Wednesday, August 17, 2011

Buenos Aires as a "European" city

Buenos Aires (BA) is sometimes considered the most European of the cities in the Americas.

I know very few cities in the Americas so am not in a position to say whether or not that is true.

But BA is certainly very European. In some ways, it has the feel of an Italian city (mixing latest architectural styles with unkempt traditional buildings). In other ways it is quite Spanish (for example, in language - though its version of Spanish is quite distinct not only from Spanish itself, but also from other South American forms of Spanish). Yet it also has people who have settled here from Africa (some 4% of the population), not to mention Russians, Ukrainians, Latvians, Germans, Greeks, Dutch, Arabs, Armenians, Jews, Gypsies, Chinese, and some hundreds of Indians (if one excludes the thousands of Indian IT and other "temporary" workers).

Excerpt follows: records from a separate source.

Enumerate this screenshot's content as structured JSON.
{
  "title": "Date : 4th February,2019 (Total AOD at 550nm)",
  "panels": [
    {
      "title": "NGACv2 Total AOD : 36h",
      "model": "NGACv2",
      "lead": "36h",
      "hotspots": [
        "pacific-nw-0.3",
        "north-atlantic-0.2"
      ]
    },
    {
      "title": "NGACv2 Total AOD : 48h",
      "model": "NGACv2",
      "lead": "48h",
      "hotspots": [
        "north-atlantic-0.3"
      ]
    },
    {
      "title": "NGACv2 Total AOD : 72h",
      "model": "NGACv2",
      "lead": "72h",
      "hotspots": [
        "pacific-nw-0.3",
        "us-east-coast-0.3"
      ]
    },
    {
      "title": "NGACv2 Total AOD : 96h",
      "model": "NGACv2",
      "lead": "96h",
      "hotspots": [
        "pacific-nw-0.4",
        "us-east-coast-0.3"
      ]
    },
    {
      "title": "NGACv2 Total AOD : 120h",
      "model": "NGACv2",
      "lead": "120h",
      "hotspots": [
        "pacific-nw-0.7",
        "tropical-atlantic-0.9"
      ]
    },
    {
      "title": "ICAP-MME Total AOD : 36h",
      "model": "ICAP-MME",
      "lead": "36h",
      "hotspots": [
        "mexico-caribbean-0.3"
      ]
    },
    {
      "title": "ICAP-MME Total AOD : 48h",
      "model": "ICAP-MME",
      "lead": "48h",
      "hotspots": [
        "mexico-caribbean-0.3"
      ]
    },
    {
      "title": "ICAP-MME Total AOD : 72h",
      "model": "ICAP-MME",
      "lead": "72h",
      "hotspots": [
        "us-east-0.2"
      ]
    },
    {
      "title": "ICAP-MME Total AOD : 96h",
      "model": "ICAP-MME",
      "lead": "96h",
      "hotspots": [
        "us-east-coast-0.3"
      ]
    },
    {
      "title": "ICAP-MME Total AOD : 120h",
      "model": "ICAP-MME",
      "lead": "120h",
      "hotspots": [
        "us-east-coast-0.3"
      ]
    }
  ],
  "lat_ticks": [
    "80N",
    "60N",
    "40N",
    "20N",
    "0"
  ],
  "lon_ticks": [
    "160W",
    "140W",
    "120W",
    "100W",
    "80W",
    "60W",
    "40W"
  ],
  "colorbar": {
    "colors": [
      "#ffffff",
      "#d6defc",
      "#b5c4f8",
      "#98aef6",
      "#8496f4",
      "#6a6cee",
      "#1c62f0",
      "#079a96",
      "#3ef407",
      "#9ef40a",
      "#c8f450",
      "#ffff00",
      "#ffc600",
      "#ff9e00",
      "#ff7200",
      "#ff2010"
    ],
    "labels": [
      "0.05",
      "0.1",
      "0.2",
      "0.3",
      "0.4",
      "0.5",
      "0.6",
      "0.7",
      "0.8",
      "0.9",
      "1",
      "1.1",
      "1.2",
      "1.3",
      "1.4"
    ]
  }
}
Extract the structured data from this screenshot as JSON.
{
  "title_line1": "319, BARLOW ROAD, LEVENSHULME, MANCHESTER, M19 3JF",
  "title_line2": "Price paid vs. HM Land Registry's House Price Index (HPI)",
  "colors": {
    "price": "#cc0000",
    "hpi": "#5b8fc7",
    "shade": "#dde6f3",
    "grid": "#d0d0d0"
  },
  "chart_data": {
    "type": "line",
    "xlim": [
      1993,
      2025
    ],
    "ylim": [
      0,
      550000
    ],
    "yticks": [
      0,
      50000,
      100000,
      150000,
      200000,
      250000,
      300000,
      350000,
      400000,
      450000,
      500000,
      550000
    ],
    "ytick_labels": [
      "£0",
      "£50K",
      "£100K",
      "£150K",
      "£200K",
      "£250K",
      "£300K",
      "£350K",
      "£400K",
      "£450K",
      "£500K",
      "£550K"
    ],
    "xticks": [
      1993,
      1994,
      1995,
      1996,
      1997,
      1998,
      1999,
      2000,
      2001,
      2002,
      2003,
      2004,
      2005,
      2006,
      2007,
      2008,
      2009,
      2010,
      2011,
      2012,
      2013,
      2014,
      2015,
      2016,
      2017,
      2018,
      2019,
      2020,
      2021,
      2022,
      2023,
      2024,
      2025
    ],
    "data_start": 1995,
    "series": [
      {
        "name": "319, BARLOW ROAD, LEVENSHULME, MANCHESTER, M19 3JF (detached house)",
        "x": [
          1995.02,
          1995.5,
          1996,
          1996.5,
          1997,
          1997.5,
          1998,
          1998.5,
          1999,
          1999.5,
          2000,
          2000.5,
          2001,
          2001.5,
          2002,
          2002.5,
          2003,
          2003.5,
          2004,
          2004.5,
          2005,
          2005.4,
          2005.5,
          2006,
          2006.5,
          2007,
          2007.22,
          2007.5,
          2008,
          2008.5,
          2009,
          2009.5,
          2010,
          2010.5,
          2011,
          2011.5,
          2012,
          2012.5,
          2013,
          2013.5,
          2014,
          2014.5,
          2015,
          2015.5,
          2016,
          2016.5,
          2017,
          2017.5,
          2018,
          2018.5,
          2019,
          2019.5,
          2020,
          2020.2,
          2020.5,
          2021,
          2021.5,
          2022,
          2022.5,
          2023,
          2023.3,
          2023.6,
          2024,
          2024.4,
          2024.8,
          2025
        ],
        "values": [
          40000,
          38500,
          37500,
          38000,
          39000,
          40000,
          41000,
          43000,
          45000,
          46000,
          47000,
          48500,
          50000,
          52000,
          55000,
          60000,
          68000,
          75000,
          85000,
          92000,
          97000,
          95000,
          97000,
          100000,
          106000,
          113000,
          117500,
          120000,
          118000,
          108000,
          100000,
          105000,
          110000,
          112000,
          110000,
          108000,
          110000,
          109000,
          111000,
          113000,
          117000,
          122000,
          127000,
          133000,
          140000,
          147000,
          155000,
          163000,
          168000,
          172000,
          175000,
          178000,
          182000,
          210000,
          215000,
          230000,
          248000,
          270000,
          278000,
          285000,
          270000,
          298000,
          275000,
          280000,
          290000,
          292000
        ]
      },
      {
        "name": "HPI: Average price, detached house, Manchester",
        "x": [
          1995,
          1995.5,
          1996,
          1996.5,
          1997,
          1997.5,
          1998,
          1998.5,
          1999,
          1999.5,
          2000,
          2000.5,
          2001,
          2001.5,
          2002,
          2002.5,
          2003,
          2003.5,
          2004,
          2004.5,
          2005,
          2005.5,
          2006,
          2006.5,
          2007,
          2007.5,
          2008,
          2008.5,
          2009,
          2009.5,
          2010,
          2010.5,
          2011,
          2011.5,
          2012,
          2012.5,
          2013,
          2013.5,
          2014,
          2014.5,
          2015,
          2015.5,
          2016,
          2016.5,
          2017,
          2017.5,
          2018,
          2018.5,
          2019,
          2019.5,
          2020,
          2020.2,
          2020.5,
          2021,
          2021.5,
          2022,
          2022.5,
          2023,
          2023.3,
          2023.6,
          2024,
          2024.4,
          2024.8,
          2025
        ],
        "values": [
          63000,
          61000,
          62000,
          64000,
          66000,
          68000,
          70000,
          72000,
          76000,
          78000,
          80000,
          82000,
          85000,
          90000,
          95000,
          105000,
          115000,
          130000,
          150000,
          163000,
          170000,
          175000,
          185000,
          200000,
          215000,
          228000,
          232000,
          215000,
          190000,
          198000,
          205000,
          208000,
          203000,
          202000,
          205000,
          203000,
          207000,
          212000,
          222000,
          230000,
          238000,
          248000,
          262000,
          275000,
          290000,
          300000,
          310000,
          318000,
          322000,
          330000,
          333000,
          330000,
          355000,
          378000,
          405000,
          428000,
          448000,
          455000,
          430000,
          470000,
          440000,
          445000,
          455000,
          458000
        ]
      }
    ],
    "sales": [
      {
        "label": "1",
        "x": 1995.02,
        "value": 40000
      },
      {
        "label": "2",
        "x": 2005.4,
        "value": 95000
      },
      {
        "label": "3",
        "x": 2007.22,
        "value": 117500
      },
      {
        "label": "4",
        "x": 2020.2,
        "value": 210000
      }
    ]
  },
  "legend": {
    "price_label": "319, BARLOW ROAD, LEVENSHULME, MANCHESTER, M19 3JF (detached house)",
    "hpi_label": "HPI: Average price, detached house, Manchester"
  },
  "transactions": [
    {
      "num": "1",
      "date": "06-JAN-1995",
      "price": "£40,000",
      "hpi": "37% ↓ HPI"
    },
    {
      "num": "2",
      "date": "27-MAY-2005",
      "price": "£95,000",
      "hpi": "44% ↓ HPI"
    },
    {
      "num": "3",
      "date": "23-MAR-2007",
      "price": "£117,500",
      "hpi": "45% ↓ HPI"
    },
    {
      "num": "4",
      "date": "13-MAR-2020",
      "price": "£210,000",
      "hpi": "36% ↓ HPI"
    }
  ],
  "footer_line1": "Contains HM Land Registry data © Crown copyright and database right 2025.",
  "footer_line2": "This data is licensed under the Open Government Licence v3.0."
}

The most interesting aspect of Argentina is its British (or, more precisely, Scottish) connection. Though only some 100,000 people of Scots origin live in Argentina now, that connection subtly imbues a lot of things in Argentina.

For exmaple:

My wife and I have been here a week and we've had only one warm sunny day, the rest has been cold, grey with rain. We even had giant hailstones one mid-day, but we had got off the bus in the centre of BA - 40 mins on the "rapido" from where we are staying - and were in a cafe eating interesting Argentinian snacks and watching the hail stones on the tv, when we met an older Argentinian twosome who recommended the vegetarian "tart" and started talking with us in English. Towards the end of our meal the man, Sanchez, asked if we liked coffee after lunch. I agreed, so he invited us to a very English shop with a surprise behind it. The window held English-style trousers, jackets and caps, cuff-links, etc and we went through the first part which then went on to displays of pipes, tobaccos, and then a whole wall display of different cigars. But the area then opened into a comfortable "gentleman's club" lounge where we sat and chatted while drinking coffee as Sanchez smoked a cigar and, when my wife declined coffee, looked hard at her and then offered a port. Well, said my wife: yes, please! Interesting, as she had just been looking round the room and thinking, this is where one would drink port! And she had not had one for years. Though she told me that it wasn't as rich and aromatic as those from Portugal. The room had a corner full of small wooden cupboards with keys where members kept their favourite cigars in their own humidors. Not sure whether that was the way things were in London in the 17th to 19th centuries...

That afternoon we took the subway to visit the Natural Sciences Museum which had a good display of Argentinian birds, of which there are many - in fact, more species than any other area in the world. Very interesting and beautiful. In the city itself, 2e have seen bright yellow fly catchers, "oven birds" with their clay "oven" nests, and a red cardinal - that that last was in a cage hanging on a tree in the street outside a house... My point was only that from museums to gentleman's clubs, the city is still influenced by the few Scots more than most Argentinians (or, for that matter, even the Scots themselves!) realise.

As for the English, their legacy survives in many place names (though other, more obviously British place names were changed following the Falklands War). The legacy also survives in the Anglican churches here as well as in the work of the South America Missionary Society, in the popularity of football and polo, and so on.

In some ways sadly, though probably only to be expected, the Scots and English communities are now fully integrated into Argentina, and even the English Club has disappeared.